那天武波看到他病床上的條子,火急火燎地找了一圈沒找到,就告訴了護士,然後自己跑到天台上去找他。
杜建章正坐在外牆邊上,武波正想勸他,他卻笑笑說自己沒想死,讓武波去拉他回來。
武波放心下來,走過去拉他,誰知腳下一滑,摔了一跤,失手把杜建章推了下去。
“我,我不敢說……我不敢說啊!”武波哭得撕心裂肺。
馬朵朵默默地離開。
“杜建章還是有怨恨的,不過他不忍心傷害武波,就隨著武波的情緒波動作惡。”
柳賢怕許素又說季安呈的事情,帶著馬朵朵迅速離開了。
季安呈在小巷子裏走著,突然伸出拳頭打在旁邊的梧桐樹上。樹幹紋絲不動,一片巴掌葉子晃晃悠悠地掉下來。
突然傳來一個女人的笑聲。
季安呈停住腳步,冷眼看著前麵。
一個全身罩在寬大黑衣服裏的女人走上前來,片刻已到他的跟前。
女人說:“你明知道姓柳的是驅鬼的,還叫鬼去殺他,不是就像你剛剛打這棵樹一樣嗎?”
季安呈冷笑一聲,朝前走去,與女人擦肩而過的時候,聽到女人說:“你還想不想殺他了?”
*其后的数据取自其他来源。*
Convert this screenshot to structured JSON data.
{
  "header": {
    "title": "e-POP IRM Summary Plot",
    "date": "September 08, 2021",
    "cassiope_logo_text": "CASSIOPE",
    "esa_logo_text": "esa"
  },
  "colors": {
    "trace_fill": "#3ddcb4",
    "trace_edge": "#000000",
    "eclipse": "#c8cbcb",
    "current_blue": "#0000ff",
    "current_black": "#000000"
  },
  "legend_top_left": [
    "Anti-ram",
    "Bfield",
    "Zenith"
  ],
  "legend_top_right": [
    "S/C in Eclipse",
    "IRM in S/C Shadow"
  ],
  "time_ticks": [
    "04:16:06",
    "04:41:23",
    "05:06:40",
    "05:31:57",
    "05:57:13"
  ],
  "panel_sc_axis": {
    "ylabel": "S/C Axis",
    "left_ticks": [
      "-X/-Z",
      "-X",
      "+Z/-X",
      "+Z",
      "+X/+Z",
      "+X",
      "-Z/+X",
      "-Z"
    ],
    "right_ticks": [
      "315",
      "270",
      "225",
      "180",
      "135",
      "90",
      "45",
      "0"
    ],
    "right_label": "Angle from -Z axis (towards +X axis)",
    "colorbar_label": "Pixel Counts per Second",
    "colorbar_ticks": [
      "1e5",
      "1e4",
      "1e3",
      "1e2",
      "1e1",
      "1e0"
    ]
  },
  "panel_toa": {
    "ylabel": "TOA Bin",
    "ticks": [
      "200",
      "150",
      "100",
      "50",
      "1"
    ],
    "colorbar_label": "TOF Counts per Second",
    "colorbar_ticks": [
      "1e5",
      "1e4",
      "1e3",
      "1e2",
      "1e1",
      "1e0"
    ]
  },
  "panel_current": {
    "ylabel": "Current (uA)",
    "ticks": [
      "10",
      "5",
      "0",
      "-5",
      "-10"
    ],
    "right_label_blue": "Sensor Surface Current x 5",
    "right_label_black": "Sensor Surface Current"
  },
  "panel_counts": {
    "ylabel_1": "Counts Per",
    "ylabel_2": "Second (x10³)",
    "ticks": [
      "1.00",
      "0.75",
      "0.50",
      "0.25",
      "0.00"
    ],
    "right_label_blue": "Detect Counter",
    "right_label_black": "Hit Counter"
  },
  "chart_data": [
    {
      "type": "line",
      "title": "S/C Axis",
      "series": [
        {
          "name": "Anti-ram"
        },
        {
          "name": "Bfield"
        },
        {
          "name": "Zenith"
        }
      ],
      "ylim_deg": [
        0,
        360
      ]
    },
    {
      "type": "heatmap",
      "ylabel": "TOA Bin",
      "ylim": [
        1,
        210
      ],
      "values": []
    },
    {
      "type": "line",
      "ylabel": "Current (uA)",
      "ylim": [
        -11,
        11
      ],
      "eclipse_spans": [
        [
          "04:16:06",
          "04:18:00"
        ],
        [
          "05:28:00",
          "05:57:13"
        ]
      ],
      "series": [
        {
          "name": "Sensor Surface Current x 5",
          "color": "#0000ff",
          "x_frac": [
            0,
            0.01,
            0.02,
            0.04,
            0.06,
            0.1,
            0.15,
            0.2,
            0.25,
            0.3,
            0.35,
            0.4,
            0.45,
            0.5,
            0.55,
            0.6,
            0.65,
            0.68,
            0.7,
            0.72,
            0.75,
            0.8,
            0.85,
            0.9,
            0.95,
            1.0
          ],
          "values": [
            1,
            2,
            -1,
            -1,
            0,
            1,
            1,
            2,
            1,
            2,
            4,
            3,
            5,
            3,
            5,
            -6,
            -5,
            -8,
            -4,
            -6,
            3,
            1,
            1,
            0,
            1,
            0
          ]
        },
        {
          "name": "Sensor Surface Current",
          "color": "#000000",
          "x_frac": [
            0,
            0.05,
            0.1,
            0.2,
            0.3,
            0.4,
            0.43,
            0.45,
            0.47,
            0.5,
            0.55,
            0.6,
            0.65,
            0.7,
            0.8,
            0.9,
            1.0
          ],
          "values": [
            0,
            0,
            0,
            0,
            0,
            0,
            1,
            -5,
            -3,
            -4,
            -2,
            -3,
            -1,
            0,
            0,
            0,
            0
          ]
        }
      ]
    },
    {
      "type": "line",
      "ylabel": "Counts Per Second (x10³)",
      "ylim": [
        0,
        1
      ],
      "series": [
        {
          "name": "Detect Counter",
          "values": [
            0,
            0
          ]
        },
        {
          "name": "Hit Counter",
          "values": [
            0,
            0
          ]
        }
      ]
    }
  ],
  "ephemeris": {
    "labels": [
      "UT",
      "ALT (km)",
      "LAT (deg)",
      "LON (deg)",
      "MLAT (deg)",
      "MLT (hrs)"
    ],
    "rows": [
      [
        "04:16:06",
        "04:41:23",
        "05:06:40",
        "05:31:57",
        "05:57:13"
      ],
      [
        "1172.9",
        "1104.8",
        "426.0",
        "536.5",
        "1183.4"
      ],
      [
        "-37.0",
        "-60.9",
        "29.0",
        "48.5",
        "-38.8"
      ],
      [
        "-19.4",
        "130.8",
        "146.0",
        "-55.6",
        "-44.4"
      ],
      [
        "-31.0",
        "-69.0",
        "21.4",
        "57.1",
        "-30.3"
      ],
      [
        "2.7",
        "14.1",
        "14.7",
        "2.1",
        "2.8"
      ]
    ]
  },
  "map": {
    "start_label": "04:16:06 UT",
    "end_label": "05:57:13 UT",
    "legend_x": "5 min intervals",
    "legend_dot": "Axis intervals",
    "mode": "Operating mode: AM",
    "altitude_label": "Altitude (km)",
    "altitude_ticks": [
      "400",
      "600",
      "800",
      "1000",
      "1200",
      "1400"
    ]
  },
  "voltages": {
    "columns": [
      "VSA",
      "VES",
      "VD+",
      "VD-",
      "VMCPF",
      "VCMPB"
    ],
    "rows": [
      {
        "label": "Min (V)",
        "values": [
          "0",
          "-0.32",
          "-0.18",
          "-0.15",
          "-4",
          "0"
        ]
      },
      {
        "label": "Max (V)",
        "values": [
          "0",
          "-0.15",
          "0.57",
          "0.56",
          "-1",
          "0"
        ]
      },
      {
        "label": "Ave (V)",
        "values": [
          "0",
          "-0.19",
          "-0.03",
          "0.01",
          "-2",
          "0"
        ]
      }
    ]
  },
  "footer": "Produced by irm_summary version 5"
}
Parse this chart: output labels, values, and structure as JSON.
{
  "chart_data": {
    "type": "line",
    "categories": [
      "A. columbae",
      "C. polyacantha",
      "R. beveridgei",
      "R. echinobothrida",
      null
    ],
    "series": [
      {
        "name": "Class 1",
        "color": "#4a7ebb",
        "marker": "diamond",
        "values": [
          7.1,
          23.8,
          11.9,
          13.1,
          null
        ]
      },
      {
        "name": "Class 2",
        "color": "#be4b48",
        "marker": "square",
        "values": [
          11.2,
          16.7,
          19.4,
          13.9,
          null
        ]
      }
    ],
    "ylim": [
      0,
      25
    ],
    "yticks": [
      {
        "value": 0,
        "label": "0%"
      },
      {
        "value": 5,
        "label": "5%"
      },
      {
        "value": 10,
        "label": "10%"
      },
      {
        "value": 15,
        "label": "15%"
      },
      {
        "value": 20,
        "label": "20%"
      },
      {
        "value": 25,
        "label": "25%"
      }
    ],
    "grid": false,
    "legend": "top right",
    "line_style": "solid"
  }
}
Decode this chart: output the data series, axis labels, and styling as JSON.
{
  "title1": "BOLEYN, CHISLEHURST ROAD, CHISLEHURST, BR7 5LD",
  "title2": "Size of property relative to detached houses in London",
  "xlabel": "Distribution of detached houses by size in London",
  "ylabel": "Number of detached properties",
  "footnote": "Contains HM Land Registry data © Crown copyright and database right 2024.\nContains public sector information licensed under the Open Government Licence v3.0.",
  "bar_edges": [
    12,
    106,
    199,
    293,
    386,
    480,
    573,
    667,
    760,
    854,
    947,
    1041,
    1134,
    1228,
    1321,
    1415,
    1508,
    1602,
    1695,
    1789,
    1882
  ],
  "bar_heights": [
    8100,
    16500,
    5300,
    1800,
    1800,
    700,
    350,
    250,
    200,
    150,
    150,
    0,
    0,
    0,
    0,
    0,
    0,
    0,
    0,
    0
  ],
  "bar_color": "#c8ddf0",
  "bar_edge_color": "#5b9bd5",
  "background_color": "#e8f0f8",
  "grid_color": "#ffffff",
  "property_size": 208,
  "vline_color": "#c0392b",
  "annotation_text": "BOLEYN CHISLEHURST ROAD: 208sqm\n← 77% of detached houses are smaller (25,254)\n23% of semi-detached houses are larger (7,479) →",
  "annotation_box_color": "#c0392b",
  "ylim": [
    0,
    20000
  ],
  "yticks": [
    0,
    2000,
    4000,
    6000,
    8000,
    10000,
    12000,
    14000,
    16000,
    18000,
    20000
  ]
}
季安呈停下腳步,打量著她。女人和他體型差不多,帶著寬大的墨鏡,左耳下一道的疤痕,顏色很淺。
季安呈沉默了半晌,緩緩開口說道:“我知道你是誰了。”
女人點了點頭,“知道就好。那你也該知道,你們季家把羊角弄丟,本來就欠我。”
“你想怎麽樣?”季安呈沉聲問道。
“我可以幫你殺了他。不過你得付出代價,不小的代價。”女人說,“你不是想操縱鬼嗎?作為補償,我可以教你。”
季安呈想了想,平靜地說:“好啊。”
女人笑了笑,上下打量了他幾眼,說道:“嗯,你確實很合適。”
兩人並肩離開。
殷紅色的夕陽給他們拖出兩道相似的影子。